For simplicity of description, the following description will be in terms of phase-locked loops in particular, but the invention can be applied to closed-loop control systems in general.
A typical phase-locked loop is shown in FIG. 1. A locally generated signal Φout is generated by a voltage-controlled oscillator or voltage-controlled multivibrator 1, whose output signal may, depending on the use to which the phase locked loop is to be put, be reduced in frequency by a programmable counter 2. As an alternative to a voltage-controlled oscillator, a current-controlled oscillator, such as a YIG oscillator, can be employed, but the present description will assume a voltage-controlled oscillator. The reduced-frequency, locally generated signal is then compared in phase with an input signal Φin by a phase comparator 3. Suitable phase comparators are well-known in the art, the Motorola MC4044 being an early example, some others being described by Peter Alfke, ‘Frequency/Phase Comparator of Phase-Locked Loops’, Xilinx Application Note XAPP 028, Dec. 2, 1996. If the locally generated signal leads the input signal in phase, the phase comparator produces, at one output, a series of pulses Φ+ whose pulse width is proportional to the phase difference. If the locally generated signal lags behind the input signal in phase, the phase comparator produces, at another output, a series of pulses Φ− whose pulse width is proportional to the phase difference. The outputs of the phase comparator are applied to a loop filter, which converts the pulse signals to a control voltage Vc, which is applied as control input to the voltage-controlled oscillator 1.
Although in FIG. 1 the locally generated signal Φout is shown as the output of the phase-locked loop, for some applications, such as FM demodulation, it may be the control voltage Vc which is the desired output.
The loop filter 4 is designed to provide the circuit as a whole with the desired operating characteristics, given the characteristics of the other components.
The principle of the design of such phase-locked loops is well-known.
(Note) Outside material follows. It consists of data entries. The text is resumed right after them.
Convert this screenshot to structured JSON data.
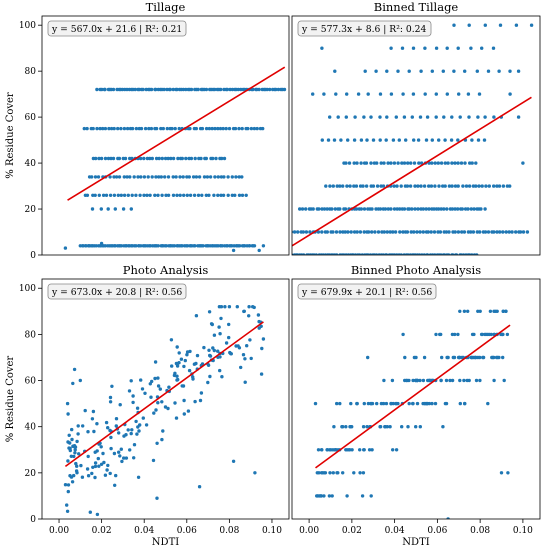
{
  "chart_data": [
    {
      "type": "scatter",
      "title": "Tillage",
      "ylabel": "% Residue Cover",
      "xlabel": "",
      "xlim": [
        -0.008,
        0.108
      ],
      "ylim": [
        0,
        104
      ],
      "yticks": [
        0,
        20,
        40,
        60,
        80,
        100
      ],
      "xticks": [],
      "equation": "y = 567.0x + 21.6  |  R²: 0.21",
      "fit": {
        "slope": 567.0,
        "intercept": 21.6,
        "x": [
          0.004,
          0.106
        ]
      },
      "levels": [
        {
          "y": 72,
          "x": [
            0.018,
            0.106
          ],
          "n": 90
        },
        {
          "y": 55,
          "x": [
            0.012,
            0.096
          ],
          "n": 60
        },
        {
          "y": 42,
          "x": [
            0.016,
            0.078
          ],
          "n": 45
        },
        {
          "y": 34,
          "x": [
            0.014,
            0.086
          ],
          "n": 45
        },
        {
          "y": 26,
          "x": [
            0.012,
            0.088
          ],
          "n": 45
        },
        {
          "y": 20,
          "x": [
            0.016,
            0.034
          ],
          "n": 6
        },
        {
          "y": 4,
          "x": [
            0.01,
            0.092
          ],
          "n": 110
        }
      ],
      "points": [
        [
          0.003,
          3
        ],
        [
          0.094,
          2
        ],
        [
          0.082,
          2
        ],
        [
          0.096,
          4
        ],
        [
          0.014,
          4
        ],
        [
          0.02,
          5
        ]
      ]
    },
    {
      "type": "scatter",
      "title": "Binned Tillage",
      "ylabel": "",
      "xlabel": "",
      "xlim": [
        -0.008,
        0.108
      ],
      "ylim": [
        0,
        104
      ],
      "yticks": [],
      "xticks": [],
      "equation": "y = 577.3x + 8.6  |  R²: 0.24",
      "fit": {
        "slope": 577.3,
        "intercept": 8.6,
        "x": [
          -0.008,
          0.104
        ]
      },
      "levels": [
        {
          "y": 100,
          "x": [
            0.068,
            0.104
          ],
          "n": 6
        },
        {
          "y": 90,
          "x": [
            0.038,
            0.086
          ],
          "n": 10
        },
        {
          "y": 80,
          "x": [
            0.026,
            0.094
          ],
          "n": 14
        },
        {
          "y": 70,
          "x": [
            0.002,
            0.08
          ],
          "n": 16
        },
        {
          "y": 60,
          "x": [
            0.01,
            0.09
          ],
          "n": 22
        },
        {
          "y": 50,
          "x": [
            0.006,
            0.082
          ],
          "n": 26
        },
        {
          "y": 40,
          "x": [
            0.016,
            0.078
          ],
          "n": 40
        },
        {
          "y": 30,
          "x": [
            0.008,
            0.094
          ],
          "n": 55
        },
        {
          "y": 20,
          "x": [
            -0.004,
            0.082
          ],
          "n": 70
        },
        {
          "y": 10,
          "x": [
            -0.008,
            0.102
          ],
          "n": 80
        },
        {
          "y": 0,
          "x": [
            -0.008,
            0.078
          ],
          "n": 90
        }
      ],
      "points": [
        [
          0.0,
          100
        ],
        [
          0.006,
          90
        ],
        [
          0.012,
          80
        ],
        [
          0.098,
          80
        ],
        [
          0.098,
          60
        ],
        [
          0.094,
          70
        ],
        [
          0.1,
          40
        ]
      ]
    },
    {
      "type": "scatter",
      "title": "Photo Analysis",
      "ylabel": "% Residue Cover",
      "xlabel": "NDTI",
      "xlim": [
        -0.008,
        0.108
      ],
      "ylim": [
        0,
        104
      ],
      "yticks": [
        0,
        20,
        40,
        60,
        80,
        100
      ],
      "xticks": [
        0.0,
        0.02,
        0.04,
        0.06,
        0.08,
        0.1
      ],
      "equation": "y = 673.0x + 20.8  |  R²: 0.56",
      "fit": {
        "slope": 673.0,
        "intercept": 20.8,
        "x": [
          0.003,
          0.096
        ]
      },
      "spread": {
        "x": [
          0.003,
          0.096
        ],
        "sd": 11,
        "n": 240,
        "seed": 11,
        "ymin": 2,
        "ymax": 92
      },
      "points": [
        [
          0.004,
          50
        ],
        [
          0.018,
          2
        ],
        [
          0.046,
          9
        ],
        [
          0.082,
          25
        ],
        [
          0.092,
          20
        ],
        [
          0.066,
          14
        ],
        [
          0.08,
          92
        ],
        [
          0.087,
          90
        ],
        [
          0.01,
          60
        ]
      ]
    },
    {
      "type": "scatter",
      "title": "Binned Photo Analysis",
      "ylabel": "",
      "xlabel": "NDTI",
      "xlim": [
        -0.008,
        0.108
      ],
      "ylim": [
        0,
        104
      ],
      "yticks": [],
      "xticks": [
        0.0,
        0.02,
        0.04,
        0.06,
        0.08,
        0.1
      ],
      "equation": "y = 679.9x + 20.1  |  R²: 0.56",
      "fit": {
        "slope": 679.9,
        "intercept": 20.1,
        "x": [
          0.003,
          0.094
        ]
      },
      "binned": {
        "x": [
          0.003,
          0.094
        ],
        "sd": 10,
        "n": 220,
        "seed": 29,
        "levels": [
          10,
          20,
          30,
          40,
          50,
          60,
          70,
          80,
          90
        ]
      },
      "points": [
        [
          0.003,
          50
        ],
        [
          0.065,
          0
        ],
        [
          0.09,
          20
        ],
        [
          0.093,
          20
        ],
        [
          0.052,
          40
        ],
        [
          0.088,
          90
        ],
        [
          0.092,
          90
        ]
      ]
    }
  ]
}
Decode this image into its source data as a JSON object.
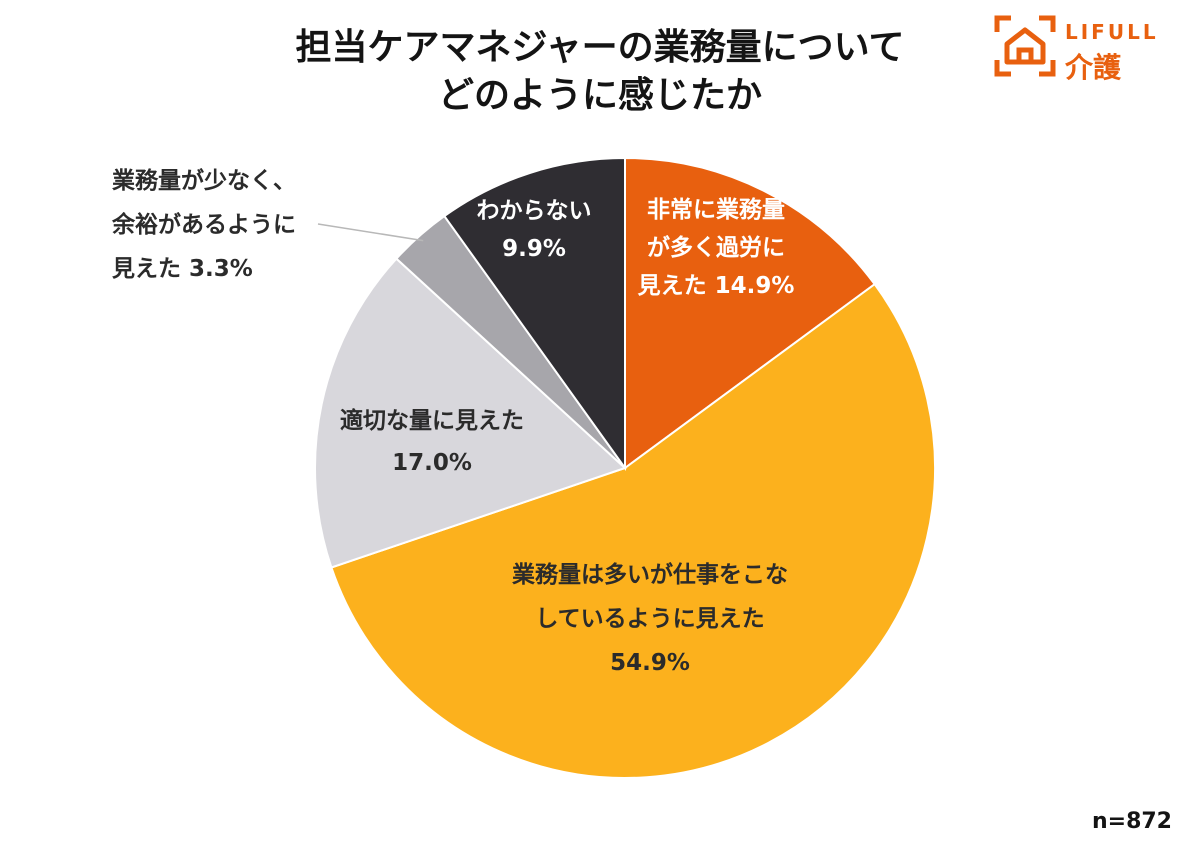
{
  "title": {
    "line1": "担当ケアマネジャーの業務量について",
    "line2": "どのように感じたか"
  },
  "brand": {
    "name": "LIFULL",
    "sub": "介護",
    "color": "#e8600f"
  },
  "sample_size": "n=872",
  "chart_data": {
    "type": "pie",
    "title": "担当ケアマネジャーの業務量についてどのように感じたか",
    "unit": "%",
    "start": "12 o'clock, clockwise",
    "slices": [
      {
        "label_lines": [
          "非常に業務量",
          "が多く過労に",
          "見えた 14.9%"
        ],
        "value": 14.9,
        "color": "#e8600f",
        "text_color": "#ffffff"
      },
      {
        "label_lines": [
          "業務量は多いが仕事をこな",
          "しているように見えた",
          "54.9%"
        ],
        "value": 54.9,
        "color": "#fcb11d",
        "text_color": "#2b2b2b"
      },
      {
        "label_lines": [
          "適切な量に見えた",
          "17.0%"
        ],
        "value": 17.0,
        "color": "#d8d7dc",
        "text_color": "#2b2b2b"
      },
      {
        "label_lines": [
          "業務量が少なく、",
          "余裕があるように",
          "見えた 3.3%"
        ],
        "value": 3.3,
        "color": "#a7a6ab",
        "text_color": "#2b2b2b",
        "label_outside": true
      },
      {
        "label_lines": [
          "わからない",
          "9.9%"
        ],
        "value": 9.9,
        "color": "#2f2d32",
        "text_color": "#ffffff"
      }
    ]
  }
}
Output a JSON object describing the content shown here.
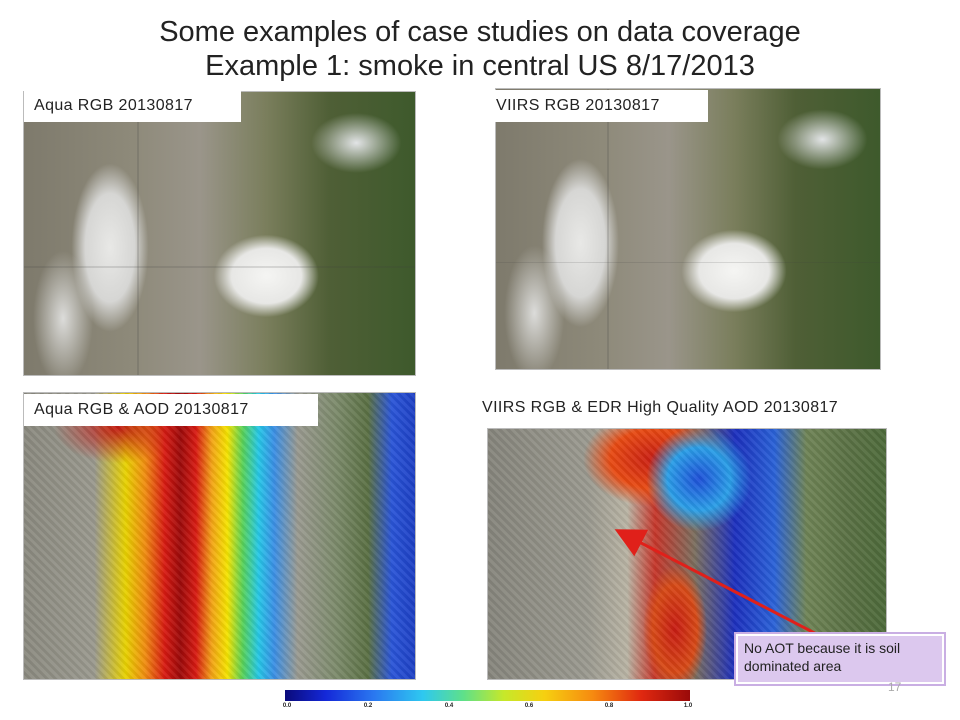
{
  "title_line1": "Some examples of case studies on data coverage",
  "title_line2": "Example 1: smoke in central US 8/17/2013",
  "panels": [
    {
      "label": "Aqua RGB 20130817"
    },
    {
      "label": "VIIRS RGB 20130817"
    },
    {
      "label": "Aqua RGB & AOD 20130817"
    },
    {
      "label": "VIIRS RGB & EDR High Quality AOD 20130817"
    }
  ],
  "callout": "No AOT because it is soil dominated area",
  "colorbar": {
    "ticks": [
      "0.0",
      "0.2",
      "0.4",
      "0.6",
      "0.8",
      "1.0"
    ],
    "colors": {
      "low": "#0a0a7a",
      "high": "#9a0a0a"
    }
  },
  "page_number": "17",
  "arrow_color": "#e0201a"
}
See, for example, Garth Nash, ‘Phase-Locked Loop Design Fundamentals’, Motorola Semiconductor Application Note AN535 (http://e-www.motorola.com/files/rf—if/doc/app—note/AN535.pdf).
A problem with phase-locked loops is that the loop gain needs to be high to ensure that the system quickly locks on to the input signal (i.e. so that the settling time is short), but if it is too high the system will be too sensitive to noise and short-term variations in the input signal. Therefore, the best loop gain for a phase-locked loop represents a compromise between a short settling time and proper operation once the loop has settled. Ideally, a phase-locked loop would start with a high loop gain during the settling time and the gain would then be reduced.